The alloc method returns a new instance that implements the
@code{init} method, and like all instances and class objects
it holds at least one method. The @code{init} method may take
arguments so as to pass values.

@subsection Factory Patterns
@emph{Nicola to complete}@*
(To be completed.)



@subsection Factory or Class Objects
Each class compilation sees the creation of a @b{factory object}
or @b{class object} that builds class-specific objects. Objects
instantiated by the factory object at run-time are @b{instances}
of the class.
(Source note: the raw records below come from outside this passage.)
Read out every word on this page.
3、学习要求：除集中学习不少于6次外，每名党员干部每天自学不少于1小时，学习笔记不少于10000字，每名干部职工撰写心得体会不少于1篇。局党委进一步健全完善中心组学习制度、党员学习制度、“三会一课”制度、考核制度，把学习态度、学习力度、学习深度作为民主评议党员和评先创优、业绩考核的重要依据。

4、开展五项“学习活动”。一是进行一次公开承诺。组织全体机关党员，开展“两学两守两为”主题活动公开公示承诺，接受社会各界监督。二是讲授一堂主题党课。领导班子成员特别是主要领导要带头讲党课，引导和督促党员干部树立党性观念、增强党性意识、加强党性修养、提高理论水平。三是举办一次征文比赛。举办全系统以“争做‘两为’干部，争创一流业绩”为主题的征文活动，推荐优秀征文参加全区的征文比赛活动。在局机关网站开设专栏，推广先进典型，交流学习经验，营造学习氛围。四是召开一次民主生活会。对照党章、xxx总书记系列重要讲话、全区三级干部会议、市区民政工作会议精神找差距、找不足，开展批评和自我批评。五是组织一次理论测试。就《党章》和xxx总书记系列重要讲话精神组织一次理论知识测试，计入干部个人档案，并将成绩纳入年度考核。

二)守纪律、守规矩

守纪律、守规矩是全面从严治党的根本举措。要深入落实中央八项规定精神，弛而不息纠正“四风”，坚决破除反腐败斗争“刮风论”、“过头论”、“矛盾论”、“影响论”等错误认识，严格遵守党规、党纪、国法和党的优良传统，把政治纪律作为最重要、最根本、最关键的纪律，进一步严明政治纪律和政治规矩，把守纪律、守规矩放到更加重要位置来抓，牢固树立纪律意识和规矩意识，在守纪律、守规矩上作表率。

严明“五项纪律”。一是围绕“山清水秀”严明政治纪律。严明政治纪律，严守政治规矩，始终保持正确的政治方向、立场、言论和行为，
Class names begin with an uppercase letter, while
instance names begin with lowercase letter.

The compiler may create as many class objects as there are defined classes.
The class objects are conventional objects that may be dynamically typed,
receivers, and the recipients of class methods in superclasses.


@subsection NSClassFromString

Class names are about the only names with global visibility in Objective-C.
If a class is unknown at compilation but is available as a string at run time,
@code{NSClassFromString} may be used to return the class object:


@example
..
if ([anObject isKindOf: NSClassFromString(classTitle)] == YES)
..
@end example

The function returns nil if it is passed a string holding an invalid class name.
Class names, global variables and function exist in the same
name space, so classes and global variables may not share the same name.

@subsection respondsToSelector and NSStringFromClass

Run-time errors result when objects are stimulated to perform methods
absent from their repertoire. These errors are avoided by checking the
receiver's available methods, and if statically typed the compiler will
report them. Testing for this error may be left until run-time when the
message selector or the receiver's class varies.
The @code{respondsToSelector:} method inspects a receiver for compatibility
by sending them the method selector as an argument, and subsequently
returning a verification.
@example

if ([userObject respondsToSelector: @@selector(setOrigin::)] == YES)
  @{
    [userObject setOrigin: 2.0 : 2.0];
  @}
else
  @{
    NSLog(@"%@ out of range", NSStringFromClass([userObject class]));
  @}
@end example

@section Naming Conventions


@itemize @bullet

@item
Global variables may NOT share the same name as classes, because both
entities are allocated the same name space.

@item
Files with an .m extension hold Objective-C source code, while those with a
.h extension define protocols, or define classes and category interfaces.

@item
Implementation files have an @code{.m} extension.

@item
Interface files have a @code{.h} extension.

@item
Class, category and protocol names begin with an uppercase letter.

@item
Methods, instance variables, and variables holding instances begin
with a lowercase letter.

@item
A class may define methods using the same names as those held in other classes.
(See Overriding Methods.)

@item
A class may define instance variables using the same names as those
held in other classes.

@item
A class category may have the same name as another class category.

@item
An instance method and a class method may share the same name.

@item
A protocol may have the same name as a class, category, or any other entity.

@item
A method and an instance variable may share the same name.

@end itemize

@subsection Pitfalls of Using Class Names
@emph{Richard to complete}@*
(To be completed.)

@section The NSString Class

The NSString class defines objects holding character streams or @b{strings} using any spoken language. A 
@b{static} instance of NSString is allocated at compile time. The creation of a static
instance of NSString is achieved using the @code{@@"..."} construct and a pointer:

@example
NSString *wasp = @@"Brainstorm";
@end example
@code{wasp} is a variable that refers to an NSString object representing
the ASCII string "Brainstorm".

@page